A world without trust is not better – by @dhh

https://world.hey.com/dhh/a-world-without-trust-is-not-better-93d1c7b5

@jsparknz @aral He gives zero support for his thesis. Of course the best case is absence of need for trust. Trust /is/ risk. There's nothing favorable about that. If you must trust, then lots of factors come into play and turn a straight-forward decision into a fuzzy one. It's better for your email payload to be PGP-encrypted so you don't need trust vs hoping the MitMs don't exploit.

@aral @jsparknz @resist1984 PGP isn’t a great example of good risk management. Email simply isn’t meant to send sensitive information and PGP is a cumbersome attempt at covering what is a design choice.

See latacora.micro.blog/2020/02/19… but if @dhh argument didn’t land, I doubt this will touch you.

Ultimately, technology cannot and will not solve social problems.

@hypolite @jsparknz @aral I fully reject the "this wasn't meant for that" line of reasoning. Magnetrons were meant for radar not microwave ovens, but one day someone realised magnatrons can be used to cook food. We don't reject a usa case because it doesn't match original intent.

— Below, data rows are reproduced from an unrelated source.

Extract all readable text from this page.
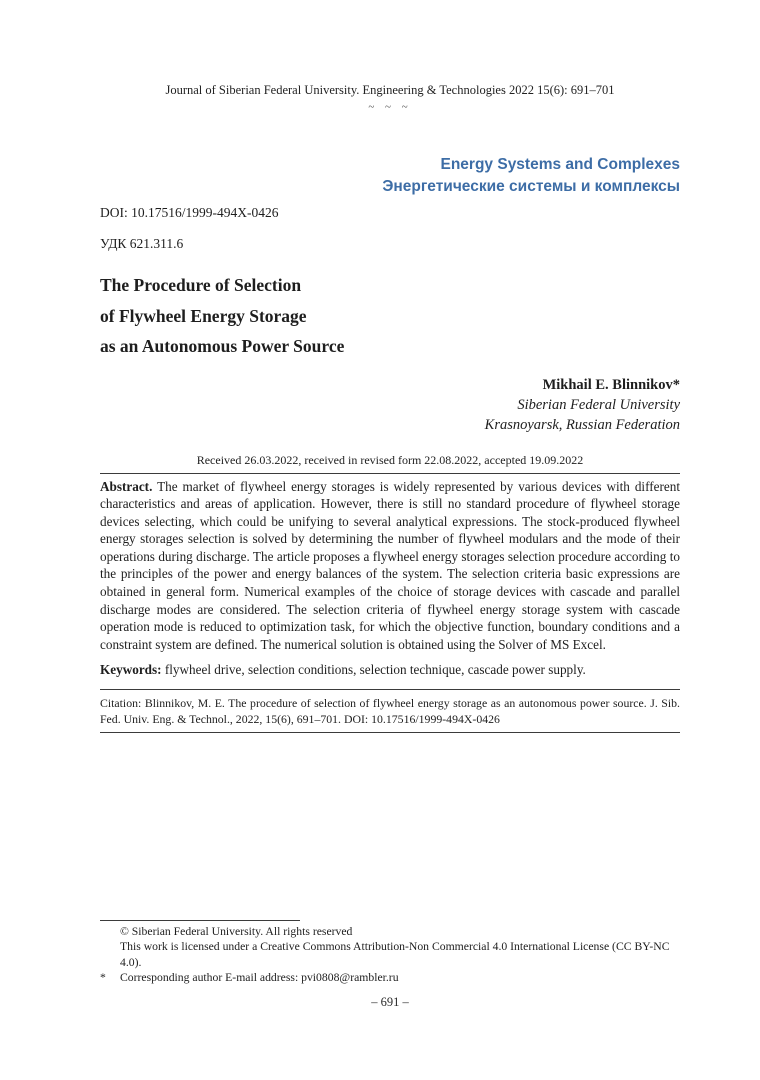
Journal of Siberian Federal University. Engineering & Technologies 2022 15(6): 691–701
~ ~ ~
Energy Systems and Complexes
Энергетические системы и комплексы
DOI: 10.17516/1999-494X-0426
УДК 621.311.6
The Procedure of Selection
of Flywheel Energy Storage
as an Autonomous Power Source
Mikhail E. Blinnikov*
Siberian Federal University
Krasnoyarsk, Russian Federation
Received 26.03.2022, received in revised form 22.08.2022, accepted 19.09.2022

Abstract. The market of flywheel energy storages is widely represented by various devices with different characteristics and areas of application. However, there is still no standard procedure of flywheel storage devices selecting, which could be unifying to several analytical expressions. The stock-produced flywheel energy storages selection is solved by determining the number of flywheel modulars and the mode of their operations during discharge. The article proposes a flywheel energy storages selection procedure according to the principles of the power and energy balances of the system. The selection criteria basic expressions are obtained in general form. Numerical examples of the choice of storage devices with cascade and parallel discharge modes are considered. The selection criteria of flywheel energy storage system with cascade operation mode is reduced to optimization task, for which the objective function, boundary conditions and a constraint system are defined. The numerical solution is obtained using the Solver of MS Excel.

Keywords: flywheel drive, selection conditions, selection technique, cascade power supply.

Citation: Blinnikov, M. E. The procedure of selection of flywheel energy storage as an autonomous power source. J. Sib. Fed. Univ. Eng. & Technol., 2022, 15(6), 691–701. DOI: 10.17516/1999-494X-0426

© Siberian Federal University. All rights reserved
This work is licensed under a Creative Commons Attribution-Non Commercial 4.0 International License (CC BY-NC 4.0).
* Corresponding author E-mail address: pvi0808@rambler.ru
– 691 –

@aral @jsparknz @hypolite When you realize the separation of duties, that email is a means to get data from A to B & crypto serves to mitigate disclosure, then of course email /can/ be used to move a payload without disclosure. It doesn't matter that email predates PGP. PGP over email is cumbersome for many novices with some implementations, but there are exceptions, but this is red herring territory.

@hypolite @jsparknz @aral #Hushmail came close enough to solving the social problem. A novice can open a HM acct as easily as a Yahoo acct. An external expert user can do all the key management on hushtools.com. And for me that worked. I was able to get accountants & lawyers to use crypto effectively. Novice-to-novice => HM-to-HM. BTW, the latacora.micro.blog link is dead for me.